Bilayers were formed in Lab-Tek chambers (Thermo Fisher Scientific) in which the coverglasses were replaced with nanostrip-washed coverslips. The coverslips were incubated with 0.1 mM biotin-labeled small unilamellar lipid vesicles in PBS for 10 min. After washing with 20 ml PBS, the bilayer was incubated with 2.5 μg/ml streptavidin for 10 min, and excess streptavidin was removed by washing with 20 ml PBS. The bilayers were incubated for 20 min with 0.5 μg/ml of biotinylated mouse ICAM-1, and excess ICAM-1 was removed by washing. The streptavidin- and ICAM-1–containing planar lipid bilayers were incubated with 0.75 μg/ml of biotinylated PC-BSA or NIP-BSA. The unbound excess of antigen was removed by washing with 20 ml PBS. The mobility of ICAM-1 and antigens in the lipid bilayers was confirmed by analyses of the proteins labeled with fluorescent dyes.

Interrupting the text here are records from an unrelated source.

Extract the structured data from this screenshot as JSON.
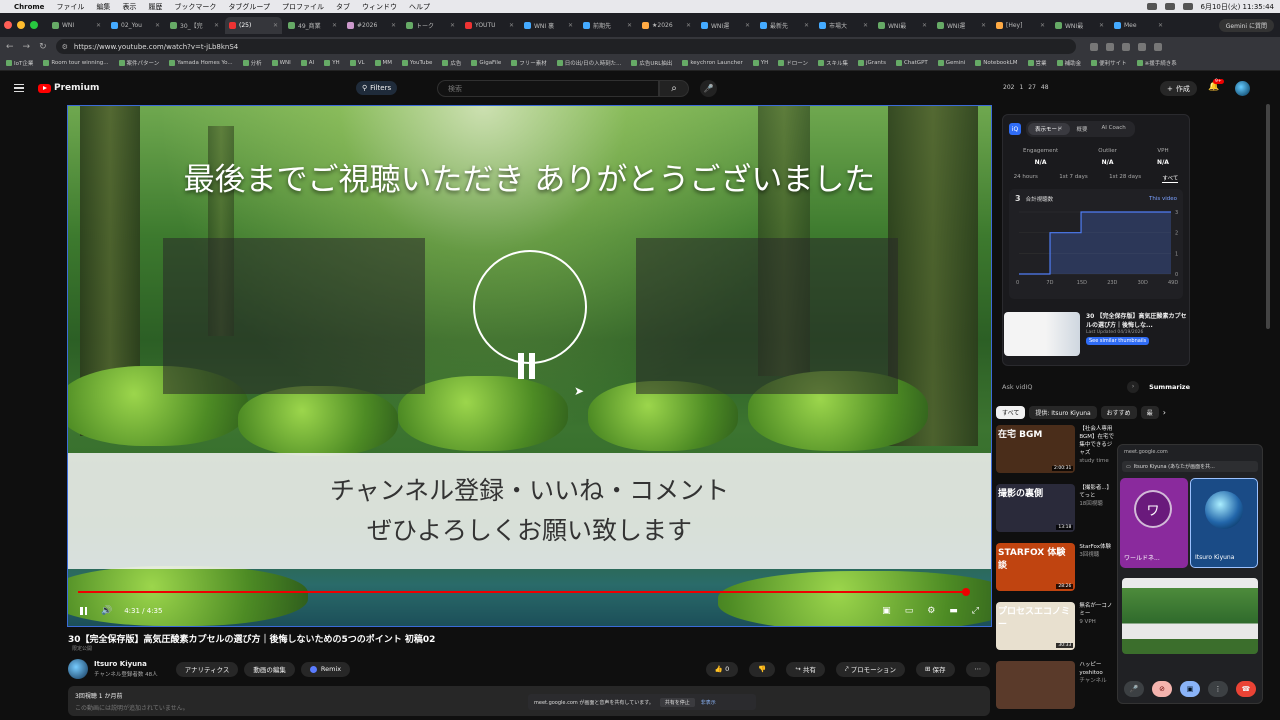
{
  "menubar": {
    "app": "Chrome",
    "items": [
      "ファイル",
      "編集",
      "表示",
      "履歴",
      "ブックマーク",
      "タブグループ",
      "プロファイル",
      "タブ",
      "ウィンドウ",
      "ヘルプ"
    ],
    "clock": "6月10日(火) 11:35:44"
  },
  "tabs": [
    "WNI",
    "02_You",
    "30_【完",
    "(25)",
    "49_商業",
    "#2026",
    "トーク",
    "YOUTU",
    "WNI 裏",
    "前期先",
    "★2026",
    "WNI運",
    "最新先",
    "市場大",
    "WNI最",
    "WNI運",
    "[Hey]",
    "WNI最",
    "Mee"
  ],
  "gemini_label": "Gemini に質問",
  "url": "https://www.youtube.com/watch?v=t-jLb8knS4",
  "bookmarks": [
    "IoT企業",
    "Room tour winning...",
    "案件パターン",
    "Yamada Homes Yo...",
    "分析",
    "WNI",
    "AI",
    "YH",
    "VL",
    "MM",
    "YouTube",
    "広告",
    "GigaFile",
    "フリー素材",
    "日の出/日の入時刻た...",
    "広告URL抽出",
    "keychron Launcher",
    "YH",
    "ドローン",
    "スキル集",
    "jGrants",
    "ChatGPT",
    "Gemini",
    "NotebookLM",
    "営業",
    "補助金",
    "便利サイト",
    "※援手続き系"
  ],
  "header": {
    "logo": "Premium",
    "filters": "Filters",
    "search_placeholder": "検索",
    "stats": [
      "202",
      "1",
      "27",
      "48"
    ],
    "create": "作成",
    "notifications": "9+"
  },
  "player": {
    "title_overlay": "最後までご視聴いただき ありがとうございました",
    "banner_line1": "チャンネル登録・いいね・コメント",
    "banner_line2": "ぜひよろしくお願い致します",
    "time": "4:31 / 4:35",
    "progress": 0.985
  },
  "video": {
    "title": "30【完全保存版】高気圧酸素カプセルの選び方｜後悔しないための5つのポイント 初稿02",
    "visibility": "限定公開",
    "channel": "Itsuro Kiyuna",
    "subs": "チャンネル登録者数 48人",
    "buttons": [
      "アナリティクス",
      "動画の編集",
      "Remix"
    ],
    "likes": "0",
    "actions": [
      "共有",
      "プロモーション",
      "保存"
    ],
    "desc_meta": "3回視聴 1 か月前",
    "desc_text": "この動画には説明が追加されていません。"
  },
  "vidiq": {
    "tabs": [
      "表示モード",
      "概要",
      "AI Coach"
    ],
    "metrics": [
      {
        "label": "Engagement",
        "value": "N/A"
      },
      {
        "label": "Outlier",
        "value": "N/A"
      },
      {
        "label": "VPH",
        "value": "N/A"
      }
    ],
    "ranges": [
      "24 hours",
      "1st 7 days",
      "1st 28 days",
      "すべて"
    ],
    "total": "3",
    "total_label": "合計視聴数",
    "this_video": "This video",
    "thumb_title": "30 【完全保存版】高気圧酸素カプセルの選び方｜後悔しな...",
    "thumb_updated": "Last Updated 04/19/2026",
    "similar": "See similar thumbnails",
    "ask": "Ask vidIQ",
    "summarize": "Summarize"
  },
  "chart_data": {
    "type": "line",
    "title": "",
    "x": [
      0,
      10,
      15,
      20,
      30,
      40,
      49
    ],
    "y": [
      0,
      2,
      2,
      3,
      3,
      3,
      3
    ],
    "x_ticks": [
      "0",
      "7D",
      "15D",
      "23D",
      "30D",
      "49D"
    ],
    "y_ticks": [
      "0",
      "1",
      "2",
      "3"
    ],
    "ylim": [
      0,
      3
    ],
    "line_color": "#4f7df5"
  },
  "chips": [
    "すべて",
    "提供: Itsuro Kiyuna",
    "おすすめ",
    "最"
  ],
  "recs": [
    {
      "thumb": "在宅 BGM",
      "dur": "2:00:31",
      "title": "【社会人専用BGM】在宅で集中できるジャズ",
      "meta": "study time",
      "color": "#4a2d1a"
    },
    {
      "thumb": "撮影の裏側",
      "dur": "13:18",
      "title": "【撮影者...】てっと",
      "meta": "18回視聴",
      "color": "#2a2a3a"
    },
    {
      "thumb": "STARFOX 体験談",
      "dur": "28:26",
      "title": "StarFox体験",
      "meta": "3回視聴",
      "color": "#c04410"
    },
    {
      "thumb": "プロセスエコノミー",
      "dur": "30:33",
      "title": "無名が一コノミー",
      "meta": "9 VPH",
      "color": "#e8e0cf"
    },
    {
      "thumb": "",
      "dur": "",
      "title": "ハッピー yoshitoo",
      "meta": "チャンネル",
      "color": "#5a3a2a"
    }
  ],
  "meet": {
    "url": "meet.google.com",
    "presenter": "Itsuro Kiyuna (あなたが画面を共...",
    "p1": "ワールドネ...",
    "p1_initial": "ワ",
    "p2": "Itsuro Kiyuna"
  },
  "share_bar": {
    "text": "meet.google.com が画面と音声を共有しています。",
    "stop": "共有を停止",
    "hide": "非表示"
  }
}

Alternatively, NIP- and ICAM-1–containing planar lipid bilayers were prepared by fusing small unilamellar lipid vesicles with a clean glass coverslip surface as described previously (Brian and McConnell, 1984 (link)) using 1,2-dioleoyl-sn-glycero-3-phosphocholine and 1,2-dioleoyl-sn-glycero-3-[N-(5-amino-1-carboxypentyl iminodiacetic acid) succinyl] in nickel salt (Avanti Polar Lipids, Inc.) at a 10:1 ratio. Small unilamellar vesicles were obtained by sonication and clarified by ultracentrifugation and filtering. Glass coverslips were cleaned in Nanostrip (Cyantek), washed, and dried. Lipid bilayers were prepared from a 0.1-mM lipid solution on the coverslips attached to the bottom of Lab-Tek imaging chambers. After excess lipids were washed away, histidine-tagged antigens and ICAM-1 were bound. Before imaging, chambers were washed with HBSS supplemented with 1% FCS. NIP14-BSA was prepared as described previously (Tolar et al., 2005 (link)) and conjugated to a cystein-containing peptide terminated with a 12-histidine tag (ASTGTASACTSGASSTGSH12) using SMCC (Thermo Fisher Scientific) according to the manufacturer's protocols. Recombinant ICAM-1 tagged with a 12-histidine tag was a gift from J. Huppa (Stanford University, Palo Alto, CA). Conjugation of NIP14-BSA to succinimidyl AlexaFluor647 and ICAM-1-H12 to AlexaFluor488 (both obtained from Invitrogen) was performed according to the manufacturer's protocols.